Romney’s main contribution to the disappointment has been his frustrating habit of talking about the big issues in such general terms that it’s obvious he hopes to avoid taking any stance that makes him vulnerable. He’s playing defense to win an election when voters demand a man with a plan.

Four years ago, Obama denounced “the smallness of our politics.” He was right then, but now he’s playing the smallest ball of all.

Romney, too, is more content to complain while neglecting his power to force a contest on the big issues. He needs the courage to go first, and Obama eventually will have to engage.

The awful events in Colorado remind us again that we live in a troubled era. May those events inspire the candidates to meet the challenge of proving they’re ready to lead America to a better day.

State & city pols fall down on jobs

Something’s rotten in the state of New York, and the city, too.

Even as Gov. Cuomo and Mayor Bloomberg trumpet job gains, the unemployment rate is soaring. State and city rates are now far above the national average, and the gap is growing.

The state rate rose to 8.9 percent last month, and the city hit a whopping 10 percent, the highest since February 2010. The national rate is 8.2 percent.

Although both city and state climbed by .3 percent in June, officials saw the stats through rose-colored glasses. The state Department of Labor boasted that “New York Continues Job Growth, Adding 15,400 Private Sector Jobs.”

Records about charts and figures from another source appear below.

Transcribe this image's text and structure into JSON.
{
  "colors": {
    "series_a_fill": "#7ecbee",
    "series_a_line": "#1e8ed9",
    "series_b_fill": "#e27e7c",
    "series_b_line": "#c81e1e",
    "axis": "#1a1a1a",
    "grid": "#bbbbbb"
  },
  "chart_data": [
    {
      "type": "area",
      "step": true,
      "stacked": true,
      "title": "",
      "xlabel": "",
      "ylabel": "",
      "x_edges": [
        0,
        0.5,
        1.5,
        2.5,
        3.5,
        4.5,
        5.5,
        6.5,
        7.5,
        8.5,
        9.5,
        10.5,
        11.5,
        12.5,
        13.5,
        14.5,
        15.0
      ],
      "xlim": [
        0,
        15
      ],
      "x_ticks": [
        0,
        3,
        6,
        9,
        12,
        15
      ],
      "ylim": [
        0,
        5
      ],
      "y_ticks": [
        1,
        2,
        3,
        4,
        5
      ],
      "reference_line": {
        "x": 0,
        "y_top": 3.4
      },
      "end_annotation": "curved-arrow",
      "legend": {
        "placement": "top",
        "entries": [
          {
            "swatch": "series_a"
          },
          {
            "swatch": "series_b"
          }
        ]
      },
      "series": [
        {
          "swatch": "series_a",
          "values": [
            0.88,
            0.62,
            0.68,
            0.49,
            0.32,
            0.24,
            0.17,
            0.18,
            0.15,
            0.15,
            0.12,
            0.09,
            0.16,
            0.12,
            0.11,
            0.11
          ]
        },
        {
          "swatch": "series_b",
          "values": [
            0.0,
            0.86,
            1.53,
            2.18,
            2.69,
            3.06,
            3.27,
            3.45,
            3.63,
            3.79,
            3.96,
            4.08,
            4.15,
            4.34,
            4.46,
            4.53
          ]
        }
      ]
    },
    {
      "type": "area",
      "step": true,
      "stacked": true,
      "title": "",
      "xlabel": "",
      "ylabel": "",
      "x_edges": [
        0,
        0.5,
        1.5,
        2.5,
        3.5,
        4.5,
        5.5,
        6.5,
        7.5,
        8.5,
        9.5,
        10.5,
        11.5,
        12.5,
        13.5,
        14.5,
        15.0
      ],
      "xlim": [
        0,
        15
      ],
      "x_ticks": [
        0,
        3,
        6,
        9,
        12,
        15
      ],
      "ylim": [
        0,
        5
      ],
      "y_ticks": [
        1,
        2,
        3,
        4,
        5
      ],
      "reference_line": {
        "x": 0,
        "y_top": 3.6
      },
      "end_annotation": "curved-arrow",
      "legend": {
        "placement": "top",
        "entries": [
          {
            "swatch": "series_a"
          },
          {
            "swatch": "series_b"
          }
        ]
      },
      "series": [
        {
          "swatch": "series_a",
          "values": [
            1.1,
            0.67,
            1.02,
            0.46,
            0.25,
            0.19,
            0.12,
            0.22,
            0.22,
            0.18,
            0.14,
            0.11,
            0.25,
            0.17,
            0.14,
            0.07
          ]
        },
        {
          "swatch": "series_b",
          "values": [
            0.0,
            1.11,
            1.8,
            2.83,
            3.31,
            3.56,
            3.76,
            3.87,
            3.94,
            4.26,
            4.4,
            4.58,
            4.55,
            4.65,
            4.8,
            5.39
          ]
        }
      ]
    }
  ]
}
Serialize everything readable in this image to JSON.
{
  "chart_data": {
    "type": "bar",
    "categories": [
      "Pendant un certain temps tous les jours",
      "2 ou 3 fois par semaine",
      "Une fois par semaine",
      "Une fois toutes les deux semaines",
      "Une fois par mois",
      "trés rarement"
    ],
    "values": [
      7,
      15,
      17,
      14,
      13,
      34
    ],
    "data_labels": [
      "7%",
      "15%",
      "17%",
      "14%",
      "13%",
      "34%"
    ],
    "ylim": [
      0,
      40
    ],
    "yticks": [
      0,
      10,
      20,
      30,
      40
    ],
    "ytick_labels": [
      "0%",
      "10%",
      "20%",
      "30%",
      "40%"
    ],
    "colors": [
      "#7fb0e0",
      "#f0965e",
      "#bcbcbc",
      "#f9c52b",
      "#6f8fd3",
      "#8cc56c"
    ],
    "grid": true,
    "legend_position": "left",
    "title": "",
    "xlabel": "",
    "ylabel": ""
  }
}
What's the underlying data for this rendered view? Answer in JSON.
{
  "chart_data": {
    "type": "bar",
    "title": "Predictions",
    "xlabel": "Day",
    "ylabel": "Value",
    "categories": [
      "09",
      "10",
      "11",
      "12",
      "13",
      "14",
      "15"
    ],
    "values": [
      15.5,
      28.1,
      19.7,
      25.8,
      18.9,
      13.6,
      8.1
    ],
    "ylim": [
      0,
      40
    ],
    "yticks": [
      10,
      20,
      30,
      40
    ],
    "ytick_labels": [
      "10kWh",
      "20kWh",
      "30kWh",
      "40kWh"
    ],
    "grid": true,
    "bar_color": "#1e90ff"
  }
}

It even managed to see good news in the unemployment hike, saying more than 100,000 had entered the job market in a year because “people have more confidence in the economy.” Yes, any more confidence like that and we’ll all be sunk.

Two-thirds of the added jobs were in the city, and Bloomberg echoed the happy talk, saying the increase in job seekers “indicates optimism and confidence.”

Maybe. Or maybe the pols see the glass as half-full because they’re clueless about the other half.

After all, the nation as a whole has been creating jobs, but its unemployment rate isn’t rising. So it’s not clear there is any good reason why New York should be different.

One thing is certain — the cost and size of local government keep rising. The City Council is putting new burdens on small businesses, and property taxes continue to climb.

Hardly a day goes by that the mayor or governor doesn’t announce a “grant” to some group. Naturally, government skimmed its share of taxpayer dough before handing out the crumbs like so many cookies.

Redistributing wealth makes the pols feel good, but isn’t doing much for jobs.